Income Taxes: The Company recognized income tax expense of $33.4 million and $84.4 million for the three and nine month periods ended October 1, 2011, resulting in an effective tax rate of 17.7% and 14.2%, respectively. The effective tax rate differs from the statutory tax rate for the three and nine month periods ended October 1, 2011 primarily due to a portion of the Companys earnings realized in lower-taxed foreign jurisdictions, the realization of benefits attributable to the reduction of certain foreign jurisdiction valuation allowances and the resolution of certain tax positions pertaining to prior years. The income tax expense for the nine month period includes tax benefits of $69.2 million for the favorable settlement of certain tax contingencies partially offset by the inclusion of $17.5 million of uncertain tax positions related to ongoing operational and legal entity integrations. The effective tax rates for the three and nine month periods ended October 2, 2010 were 26.7% and 13.2%, respectively. The effective tax rate differed from the statutory tax rate for the three month period ended October 2, 2010 primarily due to various non-deductible transaction costs and other restructuring costs associated with the Merger, which were partially offset by a favorable effect from the geographic distribution of earnings. The effective tax rate differed from the statutory tax rate for the nine months ended October 2, 2010 primarily due to various non-deductible transaction costs and other restructuring costs associated with the Merger, which were primarily offset by the inclusion of a $35.7 million tax benefit attributable to the favorable settlement of certain tax contingencies. Excluding merger and acquisition related charges and the favorable settlement of tax contingencies, the effective income tax rates for the three months ended October 1, 2011 and October 2, 2010 were 20.0% and 27.0%, respectively. Excluding merger and acquisition-related charges and the favorable settlement of tax contingencies, the effective income tax rates for the nine months ended October 1, 2011 and October 2, 2010 were 23.2% and 28.7%, respectively.

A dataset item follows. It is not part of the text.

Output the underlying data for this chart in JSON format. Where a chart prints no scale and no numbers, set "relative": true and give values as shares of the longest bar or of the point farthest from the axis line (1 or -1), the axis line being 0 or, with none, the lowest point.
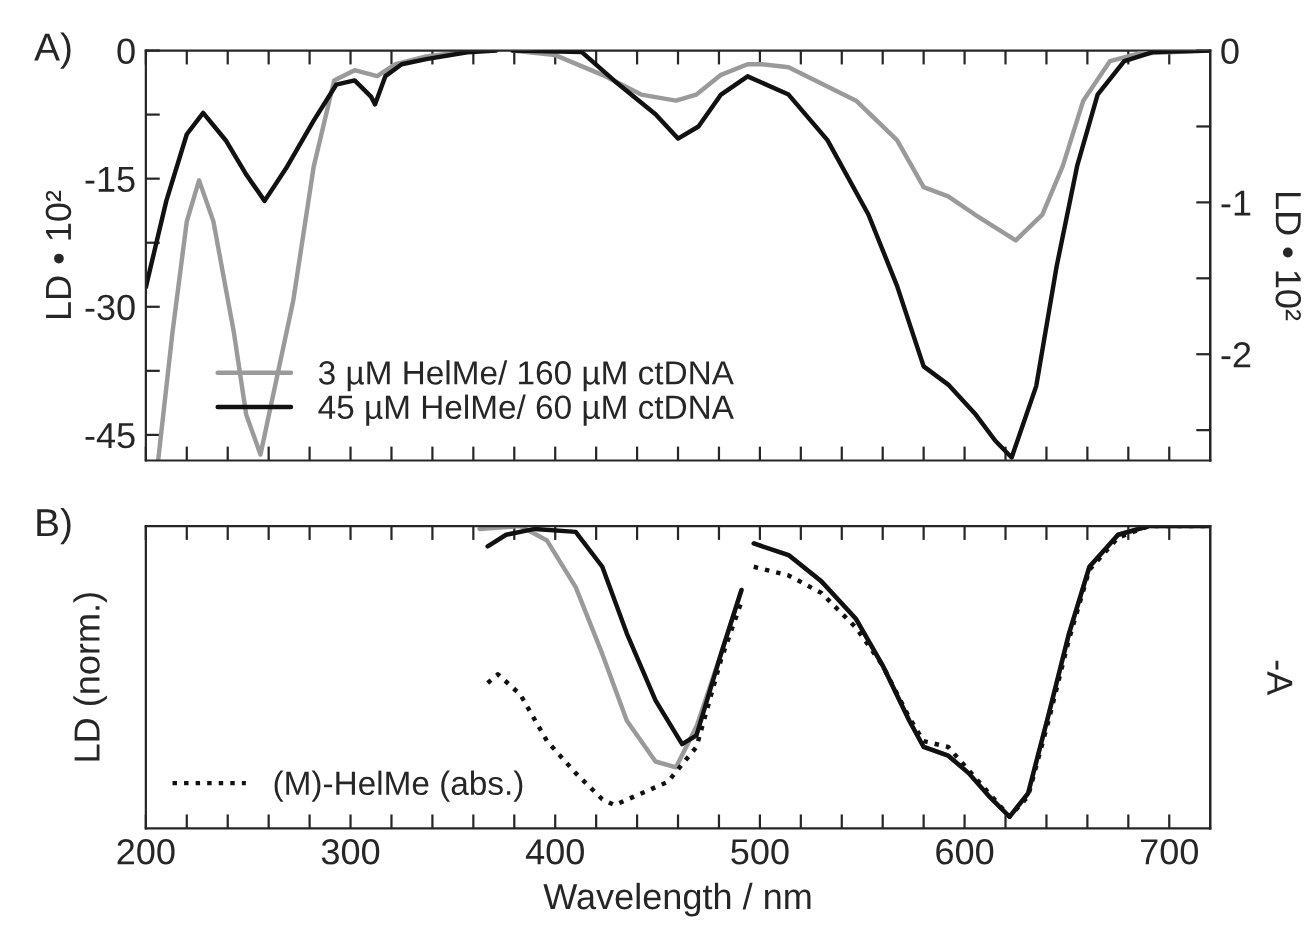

Year-to-date net sales in the Industrial segment were $1.891 billion in 2011 compared to $1.333 billion in 2010, an increase of 42%. The impact of the Merger and other acquisitions (primarily CRC-Evans) provided a 26% increase in net sales. Organic growth provided an additional 12% and favorable foreign currency contributed 4% for the first nine months of 2011. The factors contributing to the year-to-date organic growth performance are largely consistent with those discussed pertaining to the third quarter, as the segment demonstrated strength in all businesses and geographic regions. On a pro-forma basis, the Industrial segment net sales increased 25%, with the acquisition impact, primarily from CRC-Evans, accounting for 10% of the increase, organic growth providing 11% of the increase, along with a 4% benefit from foreign currency translation.